When did you first start doing family worship?
Our family worship is more akin to something like Luther’s “table talk.” By table talk, I mean intentional discussions about how our lives relate to God, the Bible, and our hearts. It began with my wife and I before we had kids. And then as our sons got older we would add more intentional elements. So our table talk really began when my wife and I got married!
What does it look like in your home
Our calendar is inflating as our sons get older. So it can be difficult to have the evening meal together every night, but that is what we aim for. Our intentional table talk happens every night of the week unless we are eating out, though we still pray in the same way, even at a restaurant. Before we eat, I will pray or will ask my wife to pray or ask one of my sons to pray, giving thanks for the food. Sometimes I will give some guidance to the boys for things to pray for as well as the meal.

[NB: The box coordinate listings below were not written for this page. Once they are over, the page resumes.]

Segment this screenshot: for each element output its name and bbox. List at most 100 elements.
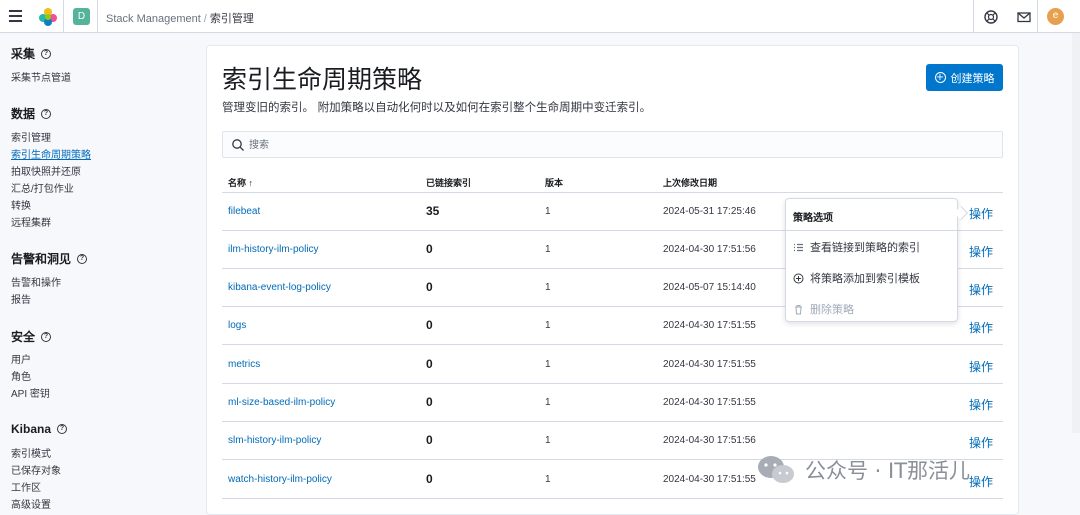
policy-version: 1: [545, 282, 551, 293]
nav-item-remote-clusters[interactable]: 远程集群: [11, 214, 51, 229]
policy-name-link[interactable]: metrics: [228, 359, 260, 370]
breadcrumb: Stack Management / 索引管理: [106, 13, 254, 25]
breadcrumb-stack-management[interactable]: Stack Management: [106, 13, 201, 25]
help-lifesaver-icon[interactable]: [982, 8, 1000, 26]
column-header-modified-date[interactable]: 上次修改日期: [663, 176, 717, 189]
side-navigation: 采集? 采集节点管道 数据? 索引管理 索引生命周期策略 拍取快照并还原 汇总/…: [0, 33, 195, 515]
modified-date: 2024-04-30 17:51:56: [663, 435, 756, 446]
modified-date: 2024-04-30 17:51:55: [663, 474, 756, 485]
popover-divider: [786, 230, 957, 231]
policy-version: 1: [545, 244, 551, 255]
nav-item-ingest-pipelines[interactable]: 采集节点管道: [11, 69, 71, 84]
nav-item-index-management[interactable]: 索引管理: [11, 129, 51, 144]
linked-indices-count: 0: [426, 280, 433, 294]
header-divider: [1037, 0, 1038, 33]
policy-version: 1: [545, 435, 551, 446]
help-icon[interactable]: ?: [77, 253, 88, 264]
hamburger-menu-icon[interactable]: [9, 10, 22, 22]
nav-item-saved-objects[interactable]: 已保存对象: [11, 462, 61, 477]
menu-item-view-linked-indices[interactable]: 查看链接到策略的索引: [793, 239, 920, 255]
menu-item-delete-policy[interactable]: 删除策略: [793, 301, 854, 317]
menu-item-add-to-template[interactable]: 将策略添加到索引模板: [793, 270, 920, 286]
page-scrollbar[interactable]: [1072, 33, 1080, 433]
actions-button[interactable]: 操作: [969, 473, 993, 490]
linked-indices-count: 35: [426, 204, 440, 218]
linked-indices-count: 0: [426, 395, 433, 409]
mail-icon[interactable]: [1015, 8, 1033, 26]
popover-title: 策略选项: [793, 213, 833, 224]
header-divider: [973, 0, 974, 33]
search-input[interactable]: [249, 136, 949, 154]
plus-circle-icon: +: [934, 72, 946, 83]
policy-options-popover: 策略选项 查看链接到策略的索引 将策略添加到索引模板 删除策略: [785, 198, 969, 322]
wechat-logo-icon: [758, 456, 794, 483]
create-policy-button[interactable]: + 创建策略: [926, 64, 1003, 91]
breadcrumb-index-management: 索引管理: [209, 13, 254, 25]
modified-date: 2024-04-30 17:51:56: [663, 244, 756, 255]
nav-item-workspaces[interactable]: 工作区: [11, 479, 41, 494]
header-divider: [63, 0, 64, 33]
header-divider: [97, 0, 98, 33]
trash-icon: [795, 304, 802, 314]
linked-indices-count: 0: [426, 357, 433, 371]
policy-name-link[interactable]: slm-history-ilm-policy: [228, 435, 321, 446]
actions-button[interactable]: 操作: [969, 358, 993, 375]
column-header-name[interactable]: 名称 ↑: [228, 176, 253, 189]
help-icon[interactable]: ?: [41, 48, 52, 59]
policy-version: 1: [545, 397, 551, 408]
column-header-version[interactable]: 版本: [545, 176, 563, 189]
help-icon[interactable]: ?: [41, 331, 52, 342]
actions-button[interactable]: 操作: [969, 319, 993, 336]
policy-name-link[interactable]: logs: [228, 320, 246, 331]
modified-date: 2024-05-07 15:14:40: [663, 282, 756, 293]
actions-button[interactable]: 操作: [969, 205, 993, 222]
policy-name-link[interactable]: watch-history-ilm-policy: [228, 474, 332, 485]
list-icon: [794, 243, 803, 251]
actions-button[interactable]: 操作: [969, 243, 993, 260]
actions-button[interactable]: 操作: [969, 396, 993, 413]
table-row: metrics 0 1 2024-04-30 17:51:55 操作: [222, 346, 1003, 384]
nav-section-kibana: Kibana?: [11, 422, 68, 436]
nav-item-users[interactable]: 用户: [11, 351, 31, 366]
search-icon: [232, 139, 244, 151]
nav-item-index-patterns[interactable]: 索引模式: [11, 445, 51, 460]
modified-date: 2024-04-30 17:51:55: [663, 397, 756, 408]
sort-ascending-icon: ↑: [248, 178, 254, 188]
modified-date: 2024-05-31 17:25:46: [663, 206, 756, 217]
elastic-logo-icon[interactable]: [38, 7, 58, 27]
page-title: 索引生命周期策略: [222, 65, 423, 94]
space-selector[interactable]: D: [73, 8, 90, 25]
page-description: 管理变旧的索引。 附加策略以自动化何时以及如何在索引整个生命周期中变迁索引。: [222, 100, 652, 114]
nav-item-api-keys[interactable]: API 密钥: [11, 385, 50, 400]
table-row: ml-size-based-ilm-policy 0 1 2024-04-30 …: [222, 384, 1003, 422]
nav-item-alerts-actions[interactable]: 告警和操作: [11, 274, 61, 289]
policy-version: 1: [545, 474, 551, 485]
linked-indices-count: 0: [426, 242, 433, 256]
nav-item-advanced-settings[interactable]: 高级设置: [11, 496, 51, 511]
nav-item-roles[interactable]: 角色: [11, 368, 31, 383]
nav-item-reporting[interactable]: 报告: [11, 291, 31, 306]
actions-button[interactable]: 操作: [969, 281, 993, 298]
linked-indices-count: 0: [426, 472, 433, 486]
column-header-linked-indices[interactable]: 已链接索引: [426, 176, 471, 189]
nav-item-ilm-policies[interactable]: 索引生命周期策略: [11, 146, 91, 161]
linked-indices-count: 0: [426, 318, 433, 332]
actions-button[interactable]: 操作: [969, 434, 993, 451]
nav-section-alerts-insights: 告警和洞见?: [11, 250, 88, 267]
policy-name-link[interactable]: ilm-history-ilm-policy: [228, 244, 319, 255]
help-icon[interactable]: ?: [41, 108, 52, 119]
policy-name-link[interactable]: ml-size-based-ilm-policy: [228, 397, 335, 408]
nav-item-snapshot-restore[interactable]: 拍取快照并还原: [11, 163, 81, 178]
modified-date: 2024-04-30 17:51:55: [663, 320, 756, 331]
policy-version: 1: [545, 206, 551, 217]
help-icon[interactable]: ?: [57, 424, 68, 434]
nav-item-rollup-jobs[interactable]: 汇总/打包作业: [11, 180, 74, 195]
nav-section-security: 安全?: [11, 328, 52, 345]
policy-name-link[interactable]: filebeat: [228, 206, 260, 217]
wechat-watermark: 公众号 · IT那活儿: [756, 454, 970, 486]
user-avatar[interactable]: e: [1047, 8, 1064, 25]
policy-name-link[interactable]: kibana-event-log-policy: [228, 282, 331, 293]
nav-item-transforms[interactable]: 转换: [11, 197, 31, 212]
search-bar[interactable]: [222, 131, 1003, 158]
modified-date: 2024-04-30 17:51:55: [663, 359, 756, 370]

After we have reviewed our day, or news items, or other events in our lives, I will make a decision to connect one of those items to a point of doctrine, or some type of recognition of God’s sovereignty, creation, and the goodness of the gospel. Sometimes it can get a little silly. My kids tease me about turning everything into a theology lesson. But it’s intentional.
Then before we clear our plates, I will take the Bible (or the Bible on my phone) and the New City Catechism (or the app), and will share a key verse, a short Bible story, a proverb or a psalm. The text may be connected to our table talk discussion, or it will be from the catechism question or section of Scripture I’m working through with them that week.
Now that my sons are old enough to read well, I will often get them to do the reading. I rotate the reading and the praying so that each of them is engaged regularly.
We will go round the table attempting to memorize the catechism answers. I will read out the question and the answer, and then check each of us to see if our recitation is correct. Everyone is quick to correct, so we are competing a little bit and laughing a lot.
I will test the boys a bit to see if they understand the theology behind the catechism or Bible verse. This will be a time for them to ask those stumping questions. My wife and I will do our best to offer clarity to those questions, but they can be hard sometimes.
Then it depends on how things are going, but if the theological knots to untie are few, we might sing a line or two of a hymn from Hymns of Grace. If we don’t sing a hymn, sometimes we will play a hymn or Christian worship song on a phone while we do the dishes. Then the spontaneous singing adds to our doing. From the clean-up hymn, we can move to sing Johnny Cash, Marty Robbins or some other cowboy song.
Our style is much more table talk than some approaches to family worship, but we have found that a little bit, with regularity, has paid dividends.
Normally it is about ten minutes at the end of a meal. It can be abbreviated if we are in a rush to go somewhere. Sometimes it is longer when we are talking through something specific and drawing out the spiritual applications.
Advice for those starting out?
I suggest four things:
1) Start small.
2) Value consistency more than sophistication. It doesn’t need to be an exhaustive seminary class every time.
3) Trust the Bible. A simple, succinct meditation from Scripture offered in sincerity may bear more fruit if it happens daily.
4) If you’re stumped, use a tool like the New City Catechism that has both the Bible and the good theology.